Standing at the junction of Lorong Bachok and Lorong 19 in Geylang is a striking 1929 shophouse. Its elaborate facade depicts classic Chinese myths and legends. But a closer look at the pillars at the entrance reveals two carvings of Sikh “jagas” (Malay for guards), designed to “watch over” the building. Other locations in Singapore […]
Standing at the junction of Lorong Bachok and Lorong 19 in Geylang is a striking 1929 shophouse. Its elaborate facade depicts classic Chinese myths and legends.
But a closer look at the pillars at the entrance reveals two carvings of Sikh “jagas” (Malay for guards), designed to “watch over” the building.
Other locations in Singapore that highlight the links between the Sikhs and local history are documented in a Sikh Heritage Trail mobile application. It was developed by Mr Ishvinder Singh, 28, and three others, and launched last month.
He embarked on the project last year almost by accident. Initially nonchalant about the tussle between civil society groups and the Government over the fate of the Bukit Brown Cemetery, his curiosity was piqued when he came across Internet images depicting statues of Sikh guards at Chinese tombs.
The Sikhs came to Singapore in the 19th century as soldiers and policemen serving the British. After World War II, many sought work as guards.
They became so indispensable that their statues were placed before their employers’ tombs to continue guarding them.
The mobile app project, which cost about $10,000, received funding from the National Heritage Board and from Mr Singh’s contacts within the Sikh community.
He spent every weekend over five months documenting places of interest that had a link to Sikh heritage, with his research partner, Ms Vithya Subramaniam, 26.
The app includes a heritage trail that traces sites linked to the Indian sepoys working for the British military in the Outram area, and locates nearby Sikh temples, war memorials or gravestones that bear Sikh imagery.
These visual markers of heritage are important not only to provide the “initial draw”, but also to reveal the stories beyond the image.

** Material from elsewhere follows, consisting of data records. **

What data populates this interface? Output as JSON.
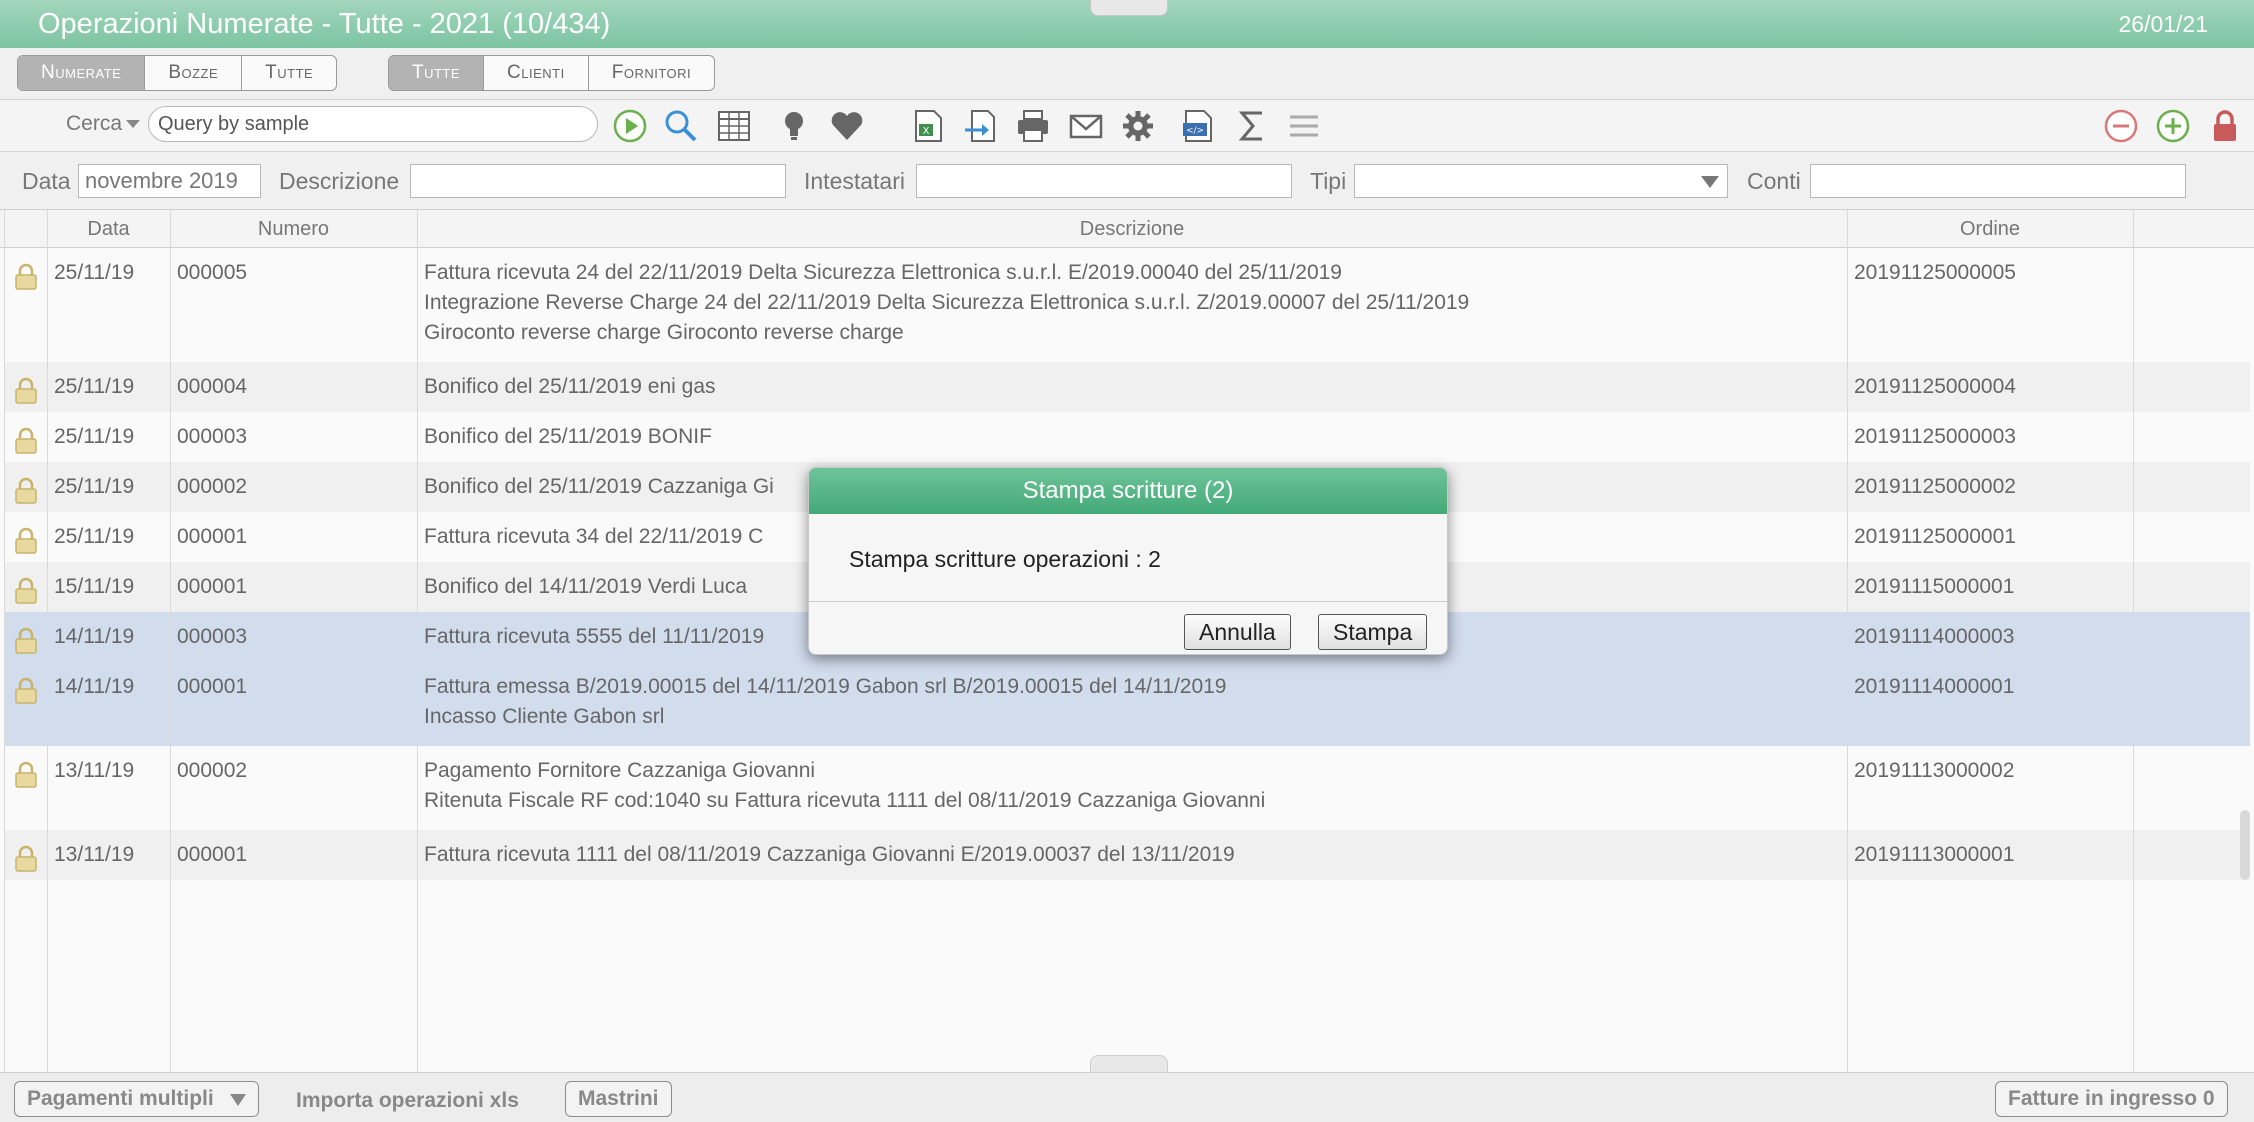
{
  "window": {
    "title": "Operazioni Numerate - Tutte - 2021 (10/434)",
    "date": "26/01/21"
  },
  "tabs": {
    "group1": [
      {
        "label": "Numerate",
        "active": true
      },
      {
        "label": "Bozze",
        "active": false
      },
      {
        "label": "Tutte",
        "active": false
      }
    ],
    "group2": [
      {
        "label": "Tutte",
        "active": true
      },
      {
        "label": "Clienti",
        "active": false
      },
      {
        "label": "Fornitori",
        "active": false
      }
    ]
  },
  "toolbar": {
    "search_menu_label": "Cerca",
    "search_value": "Query by sample",
    "icons": [
      "play-icon",
      "magnifier-icon",
      "grid-icon",
      "lightbulb-icon",
      "heart-icon",
      "excel-icon",
      "import-icon",
      "print-icon",
      "mail-icon",
      "gear-icon",
      "xml-icon",
      "sigma-icon",
      "menu-icon"
    ],
    "right_icons": [
      "remove-icon",
      "add-icon",
      "lock-icon"
    ]
  },
  "filters": {
    "data_label": "Data",
    "data_value": "novembre 2019",
    "descrizione_label": "Descrizione",
    "descrizione_value": "",
    "intestatari_label": "Intestatari",
    "intestatari_value": "",
    "tipi_label": "Tipi",
    "tipi_value": "",
    "conti_label": "Conti",
    "conti_value": ""
  },
  "table": {
    "columns": [
      "Data",
      "Numero",
      "Descrizione",
      "Ordine"
    ],
    "rows": [
      {
        "data": "25/11/19",
        "numero": "000005",
        "descrizione": [
          "Fattura ricevuta 24 del 22/11/2019 Delta Sicurezza Elettronica s.u.r.l. E/2019.00040 del 25/11/2019",
          "Integrazione Reverse Charge 24 del 22/11/2019 Delta Sicurezza Elettronica s.u.r.l. Z/2019.00007 del 25/11/2019",
          "Giroconto reverse charge Giroconto reverse charge"
        ],
        "ordine": "20191125000005",
        "selected": false
      },
      {
        "data": "25/11/19",
        "numero": "000004",
        "descrizione": [
          "Bonifico del 25/11/2019 eni gas"
        ],
        "ordine": "20191125000004",
        "selected": false
      },
      {
        "data": "25/11/19",
        "numero": "000003",
        "descrizione": [
          "Bonifico del 25/11/2019 BONIF"
        ],
        "ordine": "20191125000003",
        "selected": false
      },
      {
        "data": "25/11/19",
        "numero": "000002",
        "descrizione": [
          "Bonifico del 25/11/2019 Cazzaniga Gi"
        ],
        "ordine": "20191125000002",
        "selected": false
      },
      {
        "data": "25/11/19",
        "numero": "000001",
        "descrizione": [
          "Fattura ricevuta 34 del 22/11/2019 C"
        ],
        "ordine": "20191125000001",
        "selected": false
      },
      {
        "data": "15/11/19",
        "numero": "000001",
        "descrizione": [
          "Bonifico del 14/11/2019 Verdi Luca"
        ],
        "ordine": "20191115000001",
        "selected": false
      },
      {
        "data": "14/11/19",
        "numero": "000003",
        "descrizione": [
          "Fattura ricevuta 5555 del 11/11/2019"
        ],
        "ordine": "20191114000003",
        "selected": true
      },
      {
        "data": "14/11/19",
        "numero": "000001",
        "descrizione": [
          "Fattura emessa B/2019.00015 del 14/11/2019 Gabon srl B/2019.00015 del 14/11/2019",
          "Incasso Cliente Gabon srl"
        ],
        "ordine": "20191114000001",
        "selected": true
      },
      {
        "data": "13/11/19",
        "numero": "000002",
        "descrizione": [
          "Pagamento Fornitore Cazzaniga Giovanni",
          "Ritenuta Fiscale RF cod:1040 su Fattura ricevuta 1111 del 08/11/2019 Cazzaniga Giovanni"
        ],
        "ordine": "20191113000002",
        "selected": false
      },
      {
        "data": "13/11/19",
        "numero": "000001",
        "descrizione": [
          "Fattura ricevuta 1111 del 08/11/2019 Cazzaniga Giovanni E/2019.00037 del 13/11/2019"
        ],
        "ordine": "20191113000001",
        "selected": false
      }
    ]
  },
  "dialog": {
    "title": "Stampa scritture (2)",
    "message": "Stampa scritture operazioni : 2",
    "cancel_label": "Annulla",
    "confirm_label": "Stampa"
  },
  "footer": {
    "pagamenti_label": "Pagamenti multipli",
    "importa_label": "Importa operazioni xls",
    "mastrini_label": "Mastrini",
    "fatture_label": "Fatture in ingresso 0"
  }
}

Mr Singh said “That’s when the concept of a shared heritage comes in. It’s about seeing it from the lens of the other community. Why did the Chinese adopt these symbols and take them into the afterlife?”

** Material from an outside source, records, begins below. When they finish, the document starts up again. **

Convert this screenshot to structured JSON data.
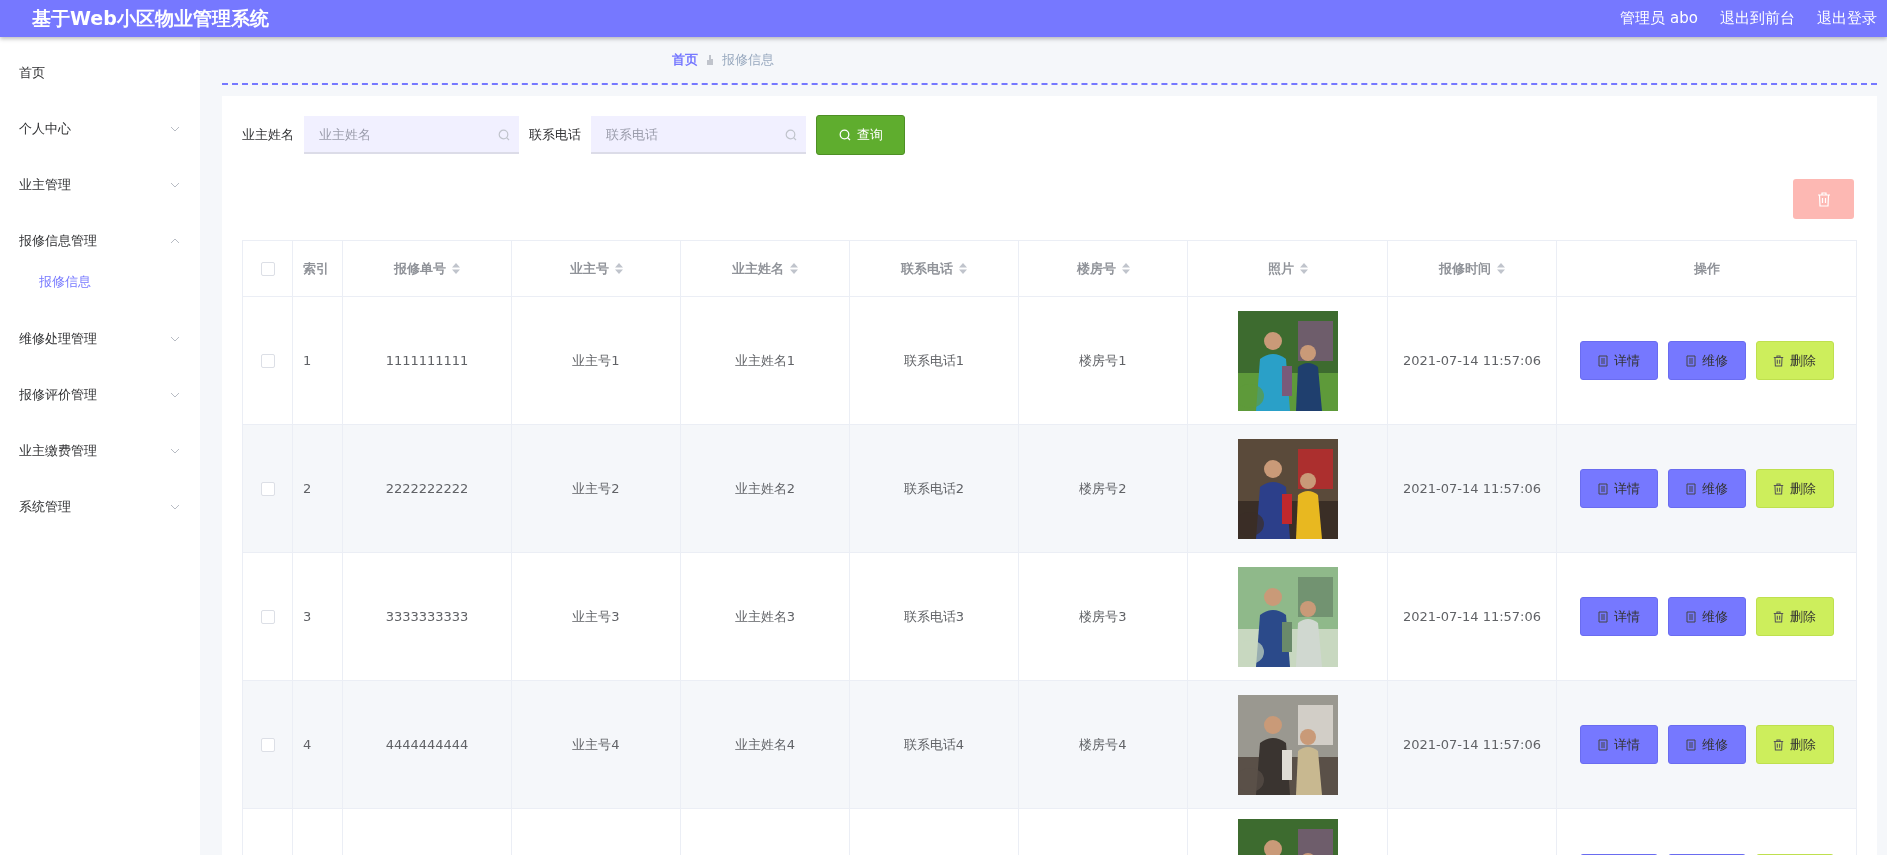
{
  "header": {
    "title": "基于Web小区物业管理系统",
    "links": [
      {
        "label": "管理员 abo"
      },
      {
        "label": "退出到前台"
      },
      {
        "label": "退出登录"
      }
    ]
  },
  "sidebar": {
    "items": [
      {
        "label": "首页",
        "kind": "link"
      },
      {
        "label": "个人中心",
        "kind": "menu",
        "expanded": false
      },
      {
        "label": "业主管理",
        "kind": "menu",
        "expanded": false
      },
      {
        "label": "报修信息管理",
        "kind": "menu",
        "expanded": true,
        "children": [
          {
            "label": "报修信息",
            "selected": true
          }
        ]
      },
      {
        "label": "维修处理管理",
        "kind": "menu",
        "expanded": false
      },
      {
        "label": "报修评价管理",
        "kind": "menu",
        "expanded": false
      },
      {
        "label": "业主缴费管理",
        "kind": "menu",
        "expanded": false
      },
      {
        "label": "系统管理",
        "kind": "menu",
        "expanded": false
      }
    ]
  },
  "breadcrumb": [
    {
      "label": "首页",
      "selected": true
    },
    {
      "label": "报修信息",
      "selected": false
    }
  ],
  "search": {
    "fields": [
      {
        "label": "业主姓名",
        "placeholder": "业主姓名"
      },
      {
        "label": "联系电话",
        "placeholder": "联系电话"
      }
    ],
    "button": "查询"
  },
  "table": {
    "all_checked": false,
    "columns": [
      {
        "label": "索引",
        "sortable": false
      },
      {
        "label": "报修单号",
        "sortable": true
      },
      {
        "label": "业主号",
        "sortable": true
      },
      {
        "label": "业主姓名",
        "sortable": true
      },
      {
        "label": "联系电话",
        "sortable": true
      },
      {
        "label": "楼房号",
        "sortable": true
      },
      {
        "label": "照片",
        "sortable": true
      },
      {
        "label": "报修时间",
        "sortable": true
      },
      {
        "label": "操作",
        "sortable": false
      }
    ],
    "rows": [
      {
        "kind": "full",
        "checked": false,
        "cells": [
          "1",
          "1111111111",
          "业主号1",
          "业主姓名1",
          "联系电话1",
          "楼房号1"
        ],
        "time": "2021-07-14 11:57:06",
        "actions": [
          "详情",
          "维修",
          "删除"
        ]
      },
      {
        "kind": "full",
        "checked": false,
        "cells": [
          "2",
          "2222222222",
          "业主号2",
          "业主姓名2",
          "联系电话2",
          "楼房号2"
        ],
        "time": "2021-07-14 11:57:06",
        "actions": [
          "详情",
          "维修",
          "删除"
        ]
      },
      {
        "kind": "full",
        "checked": false,
        "cells": [
          "3",
          "3333333333",
          "业主号3",
          "业主姓名3",
          "联系电话3",
          "楼房号3"
        ],
        "time": "2021-07-14 11:57:06",
        "actions": [
          "详情",
          "维修",
          "删除"
        ]
      },
      {
        "kind": "full",
        "checked": false,
        "cells": [
          "4",
          "4444444444",
          "业主号4",
          "业主姓名4",
          "联系电话4",
          "楼房号4"
        ],
        "time": "2021-07-14 11:57:06",
        "actions": [
          "详情",
          "维修",
          "删除"
        ]
      },
      {
        "kind": "cut_off"
      }
    ]
  }
}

Ms Subramaniam, a South Asian Studies graduate student at Columbia University, has learnt through her work that the history of the community’s settlement in Singapore is different from that of other Sikh diasporic communities. She hopes that Sikhs in Singapore will recognise and celebrate their historical role.

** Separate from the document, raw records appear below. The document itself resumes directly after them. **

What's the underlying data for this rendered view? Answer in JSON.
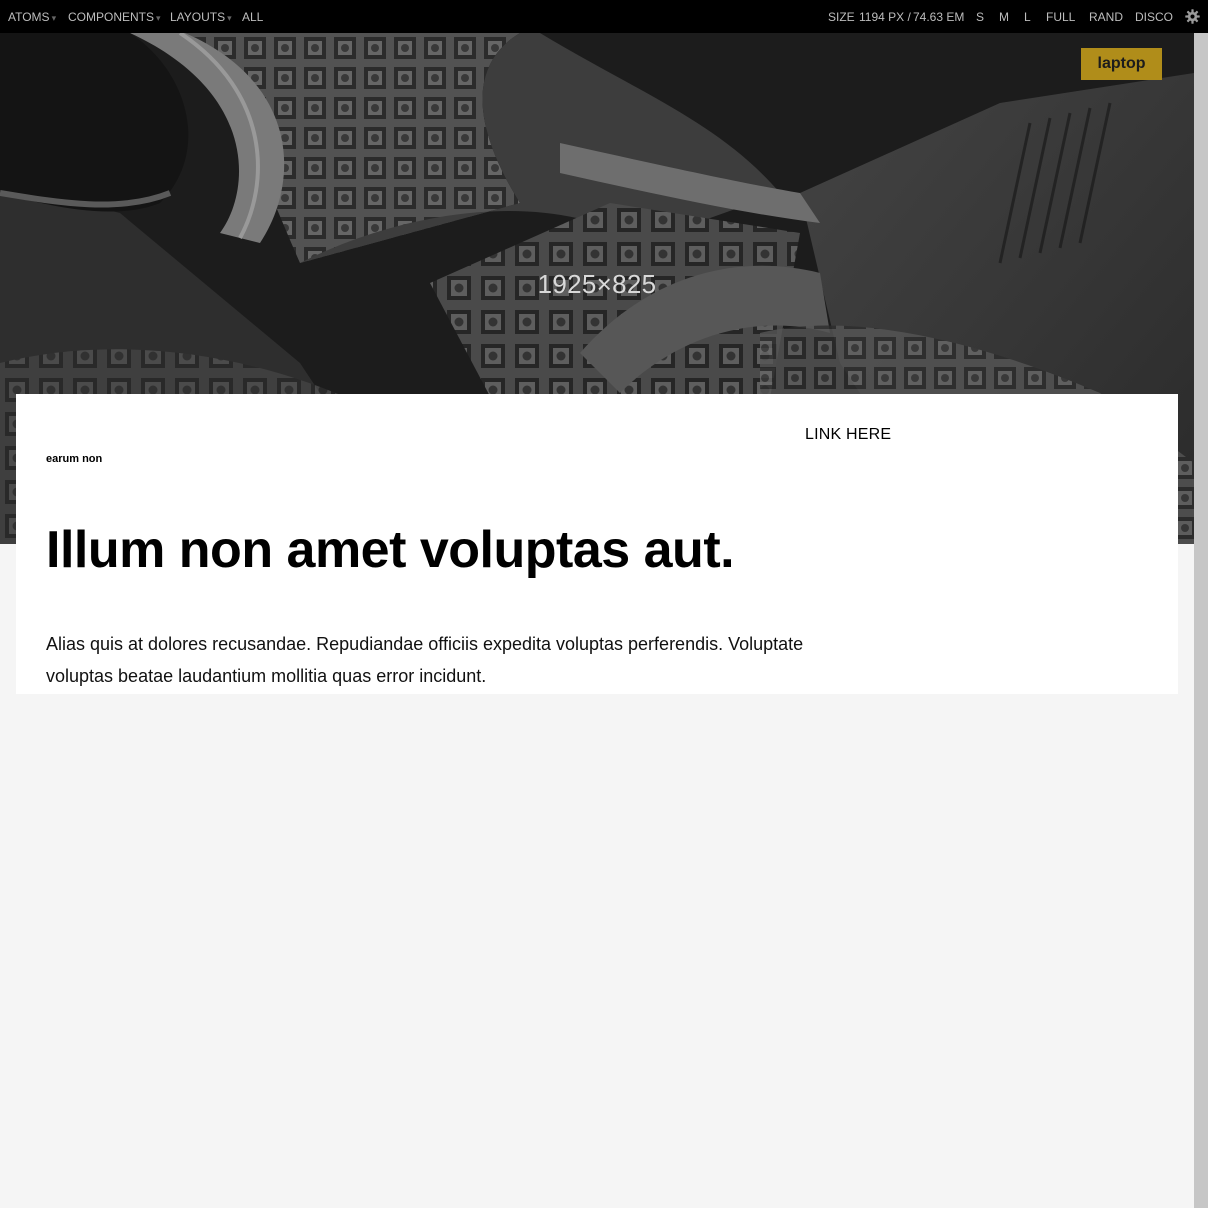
{
  "toolbar": {
    "nav": [
      {
        "label": "ATOMS",
        "has_caret": true
      },
      {
        "label": "COMPONENTS",
        "has_caret": true
      },
      {
        "label": "LAYOUTS",
        "has_caret": true
      },
      {
        "label": "ALL",
        "has_caret": false
      }
    ],
    "caret": "▾",
    "size_label": "SIZE",
    "size_px": "1194 PX /",
    "size_em": "74.63 EM",
    "sizes": [
      "S",
      "M",
      "L",
      "FULL",
      "RAND",
      "DISCO"
    ],
    "settings_icon": "gear-icon"
  },
  "hero": {
    "image_label": "1925×825"
  },
  "badge": "laptop",
  "card": {
    "eyebrow": "earum non",
    "link": "LINK HERE",
    "headline": "Illum non amet voluptas aut.",
    "body": "Alias quis at dolores recusandae. Repudiandae officiis expedita voluptas perferendis. Voluptate voluptas beatae laudantium mollitia quas error incidunt."
  },
  "colors": {
    "toolbar_bg": "#000000",
    "badge_bg": "#b08d1a",
    "page_bg": "#f5f5f5"
  }
}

Future projects that Mr Singh plans to organise under Sherdil Labs, a firm that he founded last year to promote Sikh heritage, include a heritage centre at the Silat Road Sikh Temple and an exhibition on Sikh identity.
It is up to younger Singaporeans to pass on these shared narratives from different cultures, he said.
“If these stories are not created in our social studies textbooks, then I want to create them myself. Let us take the lead and search for our own answers, instead of expecting a handout.”